The national youth agency has reacted with dismay to the
Electoral Commission’s recommendation that the minimum age
for voting should remain at 18.

The commission rejected the proposal to lower the age to 16
despite the fact most responses to its consultation favoured it. It
also rejected other options including voting at 16 in local
elections only and pilot schemes for a lower minimum age.
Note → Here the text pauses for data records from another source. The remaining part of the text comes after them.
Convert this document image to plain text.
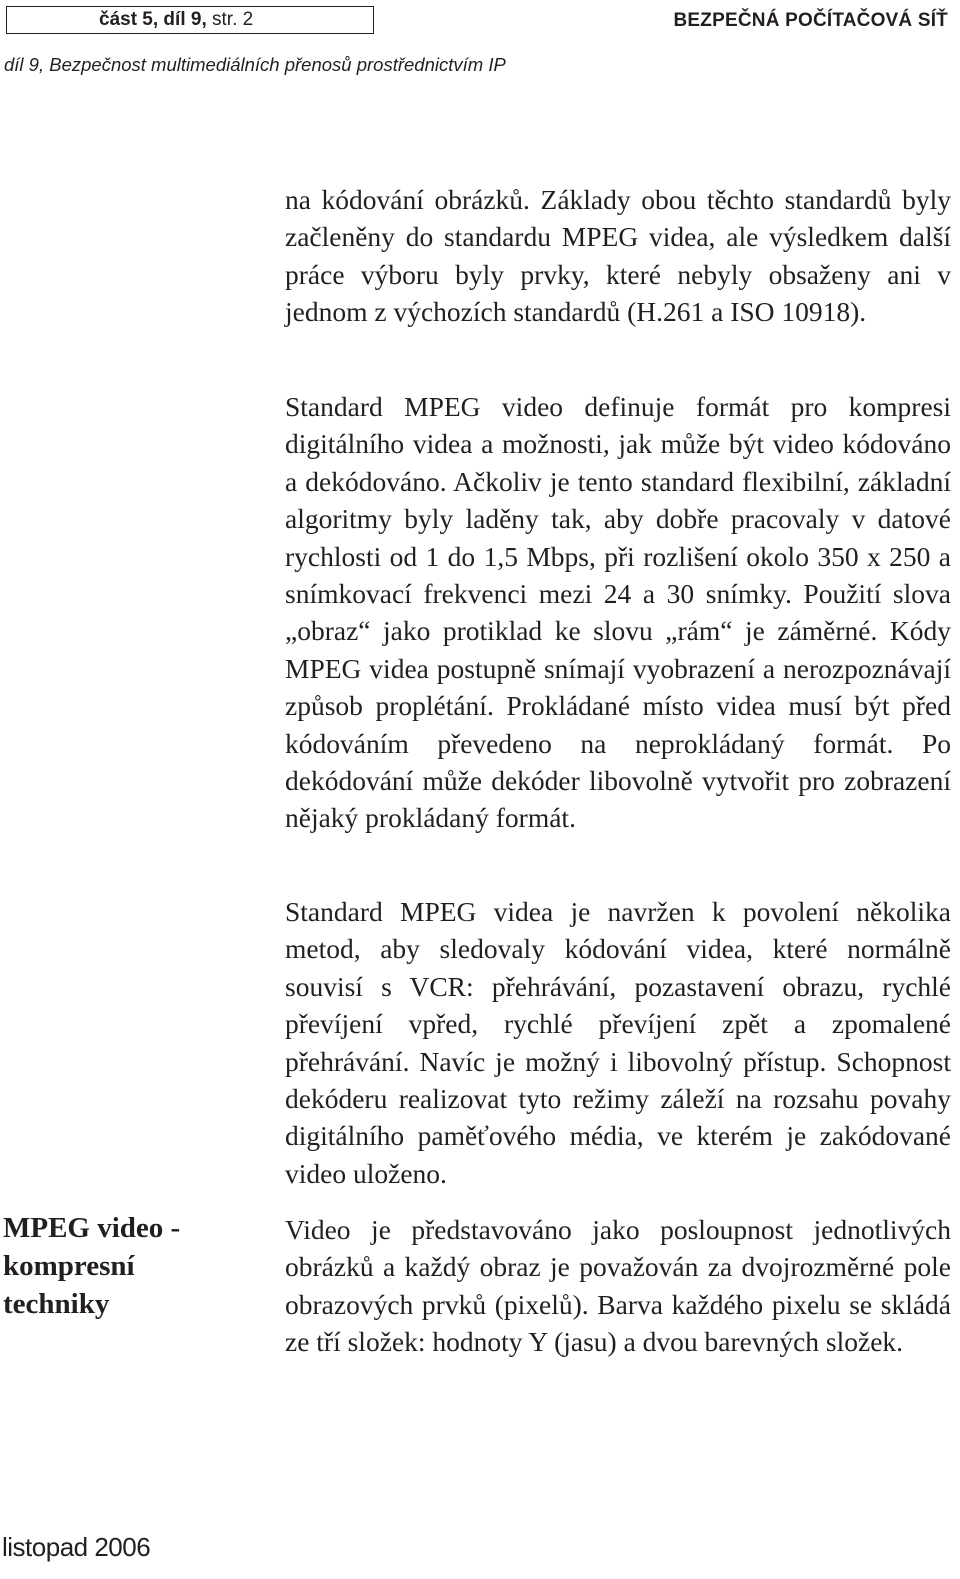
část 5, díl 9, str. 2	BEZPEČNÁ POČÍTAČOVÁ SÍŤ
díl 9, Bezpečnost multimediálních přenosů prostřednictvím IP

na kódování obrázků. Základy obou těchto standardů byly začleněny do standardu MPEG videa, ale výsledkem další práce výboru byly prvky, které nebyly obsaženy ani v jednom z výchozích standardů (H.261 a ISO 10918).

Standard MPEG video definuje formát pro kompresi digitálního videa a možnosti, jak může být video kódováno a dekódováno. Ačkoliv je tento standard flexibilní, základní algoritmy byly laděny tak, aby dobře pracovaly v datové rychlosti od 1 do 1,5 Mbps, při rozlišení okolo 350 x 250 a snímkovací frekvenci mezi 24 a 30 snímky. Použití slova „obraz“ jako protiklad ke slovu „rám“ je záměrné. Kódy MPEG videa postupně snímají vyobrazení a nerozpoznávají způsob proplétání. Prokládané místo videa musí být před kódováním převedeno na neprokládaný formát. Po dekódování může dekóder libovolně vytvořit pro zobrazení nějaký prokládaný formát.

Standard MPEG videa je navržen k povolení několika metod, aby sledovaly kódování videa, které normálně souvisí s VCR: přehrávání, pozastavení obrazu, rychlé převíjení vpřed, rychlé převíjení zpět a zpomalené přehrávání. Navíc je možný i libovolný přístup. Schopnost dekóderu realizovat tyto režimy záleží na rozsahu povahy digitálního paměťového média, ve kterém je zakódované video uloženo.

MPEG video -
kompresní
techniky

Video je představováno jako posloupnost jednotlivých obrázků a každý obraz je považován za dvojrozměrné pole obrazových prvků (pixelů). Barva každého pixelu se skládá ze tří složek: hodnoty Y (jasu) a dvou barevných složek.

listopad 2006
It recommended that the minimum age for standing as a candidate
in an election should be reduced from 21 to 18, but said there is
insufficient justification for a change in the minimum voting
age.

Tom Wylie, chief executive of the National Youth Agency, said:
“This refusal to propose reducing the voting age will draw a
further divide between young people and the democratic process.
Politicians will continue to be able to sideline the needs and
concerns of younger votes, and to play to an adult gallery about
the anti-social behaviour of the few.

“The young car mechanic we trust to fit our tyres correctly
still will not have a say on how the taxes on his or her still too
meagre wages are spent.”

Ashley Sweetland, 20, co-chair of the trustees of the UK Youth
Parliament, said: “This is dreadful news and we believe it fails to
reflect the views of the majority of this country’s young
people. Being able to vote – actually putting the cross in the box
– is being denied to young people, failing to acknowledge the
rights and responsibilities that young people already have. What is
the point of the citizenship curriculum?”